Every endpoint is an integral part of an API program, and that means validating each one works as expected. This even means testing endpoints that add items into a database like Create User. A smart platform allows you to create tests that can add users, validate they were properly entered, and if it’s a success then the user is deleted. [Learn More]
Test Everything
API payloads are filled with information. You should not only be testing every object, but the header also contains vital information. Response-Type, Statuscode, Content-Type, every piece of information in an API call is important to validate.
Test Objects Thoroughly
When testing an API you should make sure all the objects exist, but that is only the first step. You should also be validating the objects have data associated that is within an expected range.
For example, in the below Uber payload you’ll see that
image should always be a properly formatted URL
shared should be boolean (true or false)
display_name should be UberPool, UberX, UberSUV, UberEats, and whatever other products they have available in that city.
Test & Project Organization
Before you begin creating tests for your API program, you should first consider how you want to organize them now and in the future. You may choose to create unique projects for different use cases, or tag the tests thoroughly using a system you create to separate tests that work for version 1 but not version 2. Come up with an organization plan that takes into consideration…
Expected Audience
Integration Test vs Simple Endpoint Test
Versioning
Legacy vs New APIs
Monitor Your APIs
Again, monitoring is the most useful and yet underused form of testing. You need to know more about an API than if it’s up or down, you need to validate it’s functioning correctly.
Schedule your existing functional and integration tests against the live environment to truly understand how your APIs are working in the real world. Every API program should have a status page. [Learn More]
Automate!
The key to delivering new and updated APIs quickly, and with confidence of their quality, is with test execution automation. This is particularly important for organization using CI/CD platforms like Jenkins, TravisCI, Bamboo, Azure DevOps, and more. Add your test suite to your pipelines as soon as you can. [Learn More]

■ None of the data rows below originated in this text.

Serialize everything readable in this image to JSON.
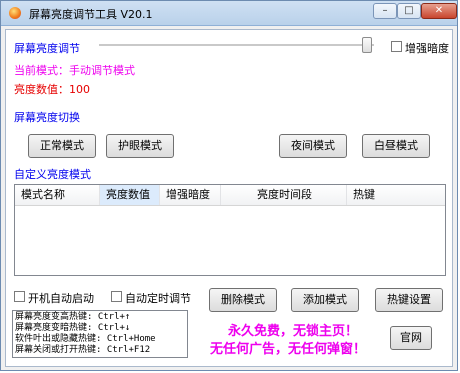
{
  "window": {
    "title": "屏幕亮度调节工具 V20.1",
    "controls": {
      "minimize": "–",
      "maximize": "□",
      "close": "✕"
    }
  },
  "brightness": {
    "label": "屏幕亮度调节",
    "enhance_checkbox": {
      "label": "增强暗度",
      "checked": false
    },
    "current_mode_text": "当前模式：手动调节模式",
    "value_text": "亮度数值：100",
    "slider_level_percent": 97
  },
  "mode_switch": {
    "label": "屏幕亮度切换",
    "buttons": [
      "正常模式",
      "护眼模式",
      "夜间模式",
      "白昼模式"
    ]
  },
  "custom_modes": {
    "label": "自定义亮度模式",
    "columns": [
      "模式名称",
      "亮度数值",
      "增强暗度",
      "亮度时间段",
      "热键"
    ],
    "rows": []
  },
  "options": {
    "auto_start": {
      "label": "开机自动启动",
      "checked": false
    },
    "auto_timer": {
      "label": "自动定时调节",
      "checked": false
    }
  },
  "actions": {
    "delete": "删除模式",
    "add": "添加模式",
    "hotkeys": "热键设置"
  },
  "hotkeys_info": [
    "屏幕亮度变高热键: Ctrl+↑",
    "屏幕亮度变暗热键: Ctrl+↓",
    "软件叶出或隐藏热键: Ctrl+Home",
    "屏幕关闭或打开热键: Ctrl+F12"
  ],
  "promo": {
    "line1": "永久免费，无锁主页！",
    "line2": "无任何广告，无任何弹窗！"
  },
  "website_button": "官网",
  "colors": {
    "label_blue": "#0000ee",
    "status_magenta": "#ee00ee",
    "value_red": "#e60000"
  }
}
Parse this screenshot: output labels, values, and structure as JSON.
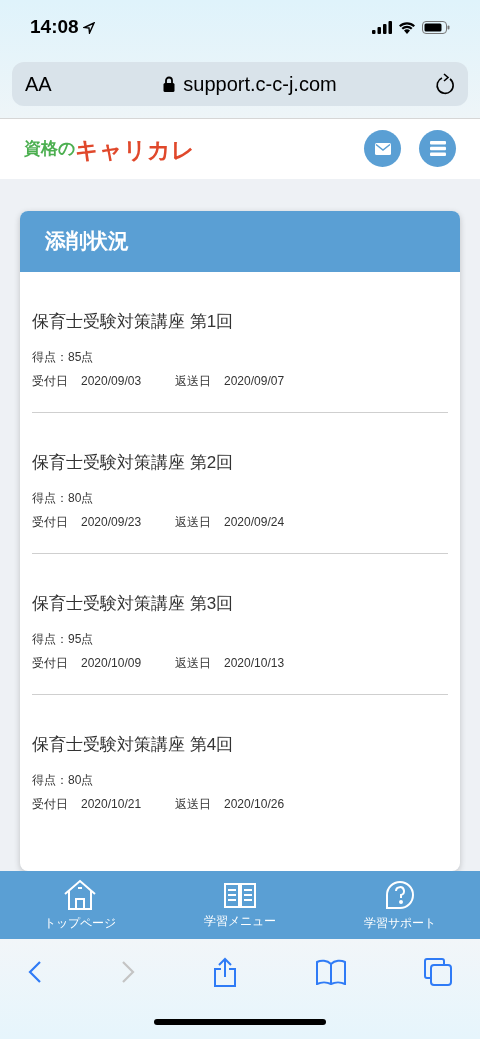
{
  "status_bar": {
    "time": "14:08"
  },
  "browser": {
    "text_size": "AA",
    "url": "support.c-c-j.com"
  },
  "logo": {
    "prefix": "資格の",
    "name": "キャリカレ"
  },
  "card": {
    "title": "添削状況",
    "items": [
      {
        "title": "保育士受験対策講座 第1回",
        "score": "得点：85点",
        "received_label": "受付日",
        "received": "2020/09/03",
        "returned_label": "返送日",
        "returned": "2020/09/07"
      },
      {
        "title": "保育士受験対策講座 第2回",
        "score": "得点：80点",
        "received_label": "受付日",
        "received": "2020/09/23",
        "returned_label": "返送日",
        "returned": "2020/09/24"
      },
      {
        "title": "保育士受験対策講座 第3回",
        "score": "得点：95点",
        "received_label": "受付日",
        "received": "2020/10/09",
        "returned_label": "返送日",
        "returned": "2020/10/13"
      },
      {
        "title": "保育士受験対策講座 第4回",
        "score": "得点：80点",
        "received_label": "受付日",
        "received": "2020/10/21",
        "returned_label": "返送日",
        "returned": "2020/10/26"
      }
    ]
  },
  "bottom_nav": [
    {
      "kind": "home",
      "label": "トップページ"
    },
    {
      "kind": "book",
      "label": "学習メニュー"
    },
    {
      "kind": "help",
      "label": "学習サポート"
    }
  ],
  "toolbar": {
    "forward_disabled": true
  }
}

Before we dive into this, we suggest watching this quick video on how to login and generate a test in under a minute. Then read the below to get a better understanding of the nuances of the tests themselves.
The above video shows you the method using Generate Test from a payload, and to generate a test from a spec file you can review this page. This includes Postman Collections.
API Fortress can handle just about any sort of authentication scheme your API is using, including simple, oAuth, etc… We have details on that here.
The only authentication that is a problem is one that is specifically built to not allow for automation, though we have taken steps to support those as well. For example, 3-legged OAuth can now be automated using our open-source helper tool called 3loa.
Not only can you build tests for APIs that require different levels of authentication, but we also highly recommend building tests to validate your security flow.